Last January, a group of these farmers asked for my help, when they realized they’d need special transmission equipment to get the electricity from their farm generators onto the power grid. Power lines that deliver electricity to most Vermont farms and homes carry “single-phase” power over the distribution grid. But generators produce and deliver electricity to the larger transmission grid in a different form, called “3-phase” power.
While Earl Audet’s farm has access to 3-phase power lines, the farmers who came to my office in January were off the beaten track, where installing the 3-phase link to their farms would be costly.
So we met in my office -- a loose collaborative of farmers from a half-dozen or so farms, legislative leaders and administration officials in agriculture and energy, and representatives from CVPS.
They shared their experience and expertise with all aspects of farm-generated power, and tackled the common challenge represented by the 3-phase power conversion. They also focused on sources of funding to help with that link -- and in particular, the clean energy development fund, created by the legislature in 2005 using assessments on Vermont Yankee’s stored spent fuel.
Through winter and spring, the farmers continued working through various phases of design and planning, financing and construction of their systems.
Then last week, I led a group of legislators, administration and utility officials on a tour of four of these farms in Franklin County: the Montagne farm in St. Albans, the Rowell farm in Sheldon, the Gervais farm in Enosburg and the St. Pierre farm in Berkshire.
What we saw was four outstanding farms -- all clean, well-managed 1,000-cow operations -- and the hard-working, visionary farmers who are pioneering a whole new future for farming and for energy production in our state.
But if Vermont truly wants a more robust, better diversified, more secure power supply, we should support it with the needed 3-phase transmission infrastructure -- the highway, if you will, that transports power from the generator to the light switch, from farm to consumer.
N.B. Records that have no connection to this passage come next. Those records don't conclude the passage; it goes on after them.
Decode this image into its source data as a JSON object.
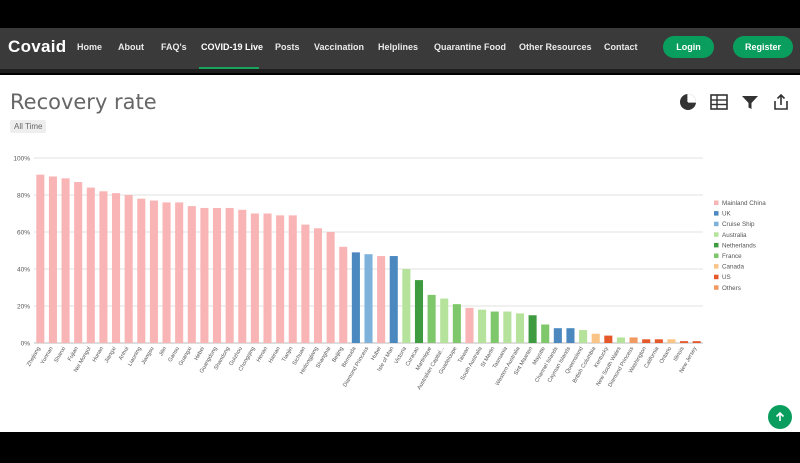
{
  "nav": {
    "brand": "Covaid",
    "items": [
      "Home",
      "About",
      "FAQ's",
      "COVID-19 Live",
      "Posts",
      "Vaccination",
      "Helplines",
      "Quarantine Food",
      "Other Resources",
      "Contact"
    ],
    "active": "COVID-19 Live",
    "login_label": "Login",
    "register_label": "Register"
  },
  "page": {
    "title": "Recovery rate",
    "filter_pill": "All Time"
  },
  "toolbar": {
    "icons": [
      "pie-chart-icon",
      "table-icon",
      "filter-icon",
      "share-icon"
    ]
  },
  "colors": {
    "Mainland China": "#f9b5b5",
    "UK": "#4a88bf",
    "Cruise Ship": "#7fb2db",
    "Australia": "#b5e39b",
    "Netherlands": "#3f9b3f",
    "France": "#7fc76b",
    "Canada": "#f9c486",
    "US": "#e5582a",
    "Others": "#f09a62"
  },
  "chart_data": {
    "type": "bar",
    "title": "Recovery rate",
    "xlabel": "",
    "ylabel": "",
    "ylim": [
      0,
      100
    ],
    "yticks": [
      "0%",
      "20%",
      "40%",
      "60%",
      "80%",
      "100%"
    ],
    "grid": true,
    "legend_position": "right",
    "legend": [
      "Mainland China",
      "UK",
      "Cruise Ship",
      "Australia",
      "Netherlands",
      "France",
      "Canada",
      "US",
      "Others"
    ],
    "categories": [
      "Zhejiang",
      "Yunnan",
      "Shanxi",
      "Fujian",
      "Nei Mongol",
      "Hunan",
      "Jiangxi",
      "Anhui",
      "Liaoning",
      "Jiangsu",
      "Jilin",
      "Gansu",
      "Guangxi",
      "Hebei",
      "Guangdong",
      "Shandong",
      "Guizhou",
      "Chongqing",
      "Henan",
      "Hainan",
      "Tianjin",
      "Sichuan",
      "Heilongjiang",
      "Shanghai",
      "Beijing",
      "Bermuda",
      "Diamond Princess",
      "Hubei",
      "Isle of Man",
      "Victoria",
      "Curacao",
      "Martinique",
      "Australian Capital...",
      "Guadeloupe",
      "Taiwan",
      "South Australia",
      "St Martin",
      "Tasmania",
      "Western Australia",
      "Sint Maarten",
      "Mayotte",
      "Channel Islands",
      "Cayman Islands",
      "Queensland",
      "British Columbia",
      "Kentucky",
      "New South Wales",
      "Diamond Princess",
      "Washington",
      "California",
      "Ontario",
      "Illinois",
      "New Jersey"
    ],
    "values": [
      91,
      90,
      89,
      87,
      84,
      82,
      81,
      80,
      78,
      77,
      76,
      76,
      74,
      73,
      73,
      73,
      72,
      70,
      70,
      69,
      69,
      64,
      62,
      60,
      52,
      49,
      48,
      47,
      47,
      40,
      34,
      26,
      24,
      21,
      19,
      18,
      17,
      17,
      16,
      15,
      10,
      8,
      8,
      7,
      5,
      4,
      3,
      3,
      2,
      2,
      2,
      1,
      1
    ],
    "groups": [
      "Mainland China",
      "Mainland China",
      "Mainland China",
      "Mainland China",
      "Mainland China",
      "Mainland China",
      "Mainland China",
      "Mainland China",
      "Mainland China",
      "Mainland China",
      "Mainland China",
      "Mainland China",
      "Mainland China",
      "Mainland China",
      "Mainland China",
      "Mainland China",
      "Mainland China",
      "Mainland China",
      "Mainland China",
      "Mainland China",
      "Mainland China",
      "Mainland China",
      "Mainland China",
      "Mainland China",
      "Mainland China",
      "UK",
      "Cruise Ship",
      "Mainland China",
      "UK",
      "Australia",
      "Netherlands",
      "France",
      "Australia",
      "France",
      "Mainland China",
      "Australia",
      "France",
      "Australia",
      "Australia",
      "Netherlands",
      "France",
      "UK",
      "UK",
      "Australia",
      "Canada",
      "US",
      "Australia",
      "Others",
      "US",
      "US",
      "Canada",
      "US",
      "US"
    ]
  }
}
Government at all levels builds and maintains our highways, from town roads to federal interstates. We talk about the need to build infrastructure for broadband internet and wireless communications.
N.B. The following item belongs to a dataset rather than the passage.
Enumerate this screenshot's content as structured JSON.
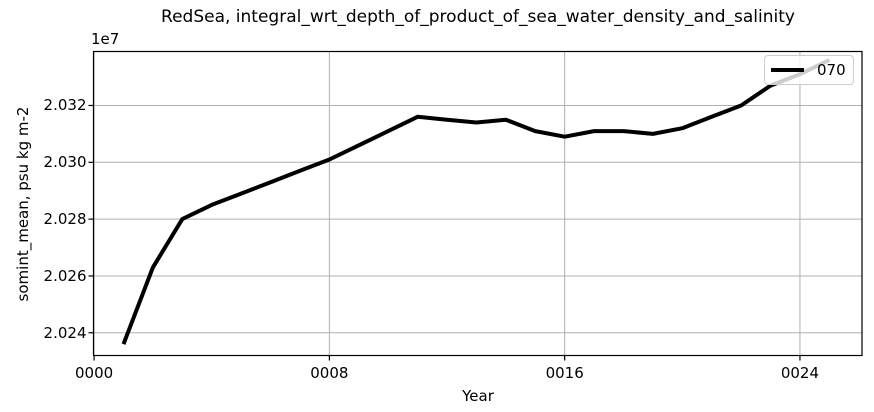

Seventy years ago, the Rural Electrification Act brought electricity to rural areas like Vermont for the first time. Today, we have the know-how to generate electricity in many decentralized places, with a variety of technologies: farm biodigesters, wind turbines, landfill methane, wood chip plants, small hydro plants.
Perhaps it’s time for a Rural Re-electrification Act for our century, to build a new 3-phase highway to carry power to market, from small generators to the transmission grid. We could create a bundle of services -- engineering, management, financing -- to smooth the way for homegrown Vermont energy generation.
A few years back, a movie about baseball gave us this idea: “If we build it, they will come”.
It’s worth considering, that perhaps if we build a 3-phase transmission infrastructure to cover the state, a new generation of clean, renewable generators -- led by Earl Audet in Bridport and four Franklin County farmers -- will come.